30. The method of claim 29, wherein the culturing in the absence or presence of 1-deoxynojirimyicin is for about 5 days.

31. The method of claim 30, wherein α-glucosidase activity is determined using a fluorometric assay that quantifies hydrolysis of substrate in lysates from the lymphoblasts.

32. The method of claim 30 wherein the sufficient increase in activity in the lysates in the presence of the 1-deoxynojirimycin which indicates whether the patient will respond is measured according to the following criteria:

i) If baseline activity is less than 1% of normal, the activity following culture or following treatment with SPC must be at least 2% of normal;

ii) If baseline activity is between 1% but less than 3% of normal then the activity following culture or treatment with SPC must be at least 2 times the baseline level;

iii) If baseline activity is between 3% but less than 10% of normal, then the activity following culture or treatment with SPC must be at least 3% of normal higher the baseline level of normal;

iv) If baseline activity is 10% of normal or more, then activity following culture or treatment with SPC must be at least 1.3× the baseline level.

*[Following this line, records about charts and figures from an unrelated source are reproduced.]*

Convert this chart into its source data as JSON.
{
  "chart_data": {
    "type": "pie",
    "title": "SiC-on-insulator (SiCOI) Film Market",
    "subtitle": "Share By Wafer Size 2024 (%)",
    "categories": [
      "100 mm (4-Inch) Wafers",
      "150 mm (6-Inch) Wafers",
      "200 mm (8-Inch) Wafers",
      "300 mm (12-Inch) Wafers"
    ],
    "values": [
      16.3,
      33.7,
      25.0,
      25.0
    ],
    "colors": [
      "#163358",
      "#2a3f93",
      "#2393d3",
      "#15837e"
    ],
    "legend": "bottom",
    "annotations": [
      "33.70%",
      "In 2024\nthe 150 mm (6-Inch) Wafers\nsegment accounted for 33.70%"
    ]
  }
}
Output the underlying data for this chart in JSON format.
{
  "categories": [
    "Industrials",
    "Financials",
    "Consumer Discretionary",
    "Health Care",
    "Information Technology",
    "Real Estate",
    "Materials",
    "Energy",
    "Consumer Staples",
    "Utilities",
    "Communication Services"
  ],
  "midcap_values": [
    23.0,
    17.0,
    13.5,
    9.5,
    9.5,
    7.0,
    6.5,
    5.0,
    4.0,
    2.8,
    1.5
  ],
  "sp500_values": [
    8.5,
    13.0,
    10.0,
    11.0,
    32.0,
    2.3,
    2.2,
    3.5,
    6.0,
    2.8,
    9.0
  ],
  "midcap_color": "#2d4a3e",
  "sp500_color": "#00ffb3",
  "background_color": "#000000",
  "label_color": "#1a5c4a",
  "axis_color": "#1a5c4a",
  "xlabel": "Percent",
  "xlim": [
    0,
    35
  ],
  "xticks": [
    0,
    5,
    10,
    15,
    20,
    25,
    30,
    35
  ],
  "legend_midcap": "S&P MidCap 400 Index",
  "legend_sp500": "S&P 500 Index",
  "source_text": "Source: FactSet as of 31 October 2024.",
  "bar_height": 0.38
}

33. The method of claim 30, wherein the sufficient increase in activity the presence of the 1-deoxynojirimycin which indicates whether the patient will respond is between about 2-fold and 700-fold over the activity in the absence of the 1-deoxynojirimycin.

34. The method of claim 33, wherein the sufficient increase in activity the presence of the 1-deoxynojirimycin which indicates whether the patient will respond is at least 20% over the activity in the cells not cultured with 1-deoxygnojirimycin.

35. A kit comprising:

a. at least one T cell stimulatory agent;

b. a specific pharmacological chaperone;

c. a labeled substrate for the chaperone; and

d. instructions for performing a protein enhancement assay.

36. The kit of claim 26, wherein the T-cell stimulatory agent is a mitogen.

37. The kit of claim 27, wherein the mitogen is PHA.

38. The kit of claim 26, wherein the stimulatory agent is a cytokine.

39. The kit of claim 29, wherein the cytokine is IL-2.

40. The kit of claim 26, wherein the pharmacological chaperone is 1-deoxynojirimycin.

41. The kit of claim 26, further comprising one or more a blood collection tubes, centrifuge tubes, and cryotubes.

42. The kit of claim 26, wherein the protein is an enzyme.

43. The kit of claim 33, wherein the enzyme is α-glucosidase.

44. A method for increase the sensitivity and accuracy of GAA activity measurement in DNJ treated patient tissue homogenate samples, which method comprises using a lectin (concanavalin A)-bound matrix to capture GAA and other glycoproteins and washing DNJ prior to measuring GAA enzyme activity.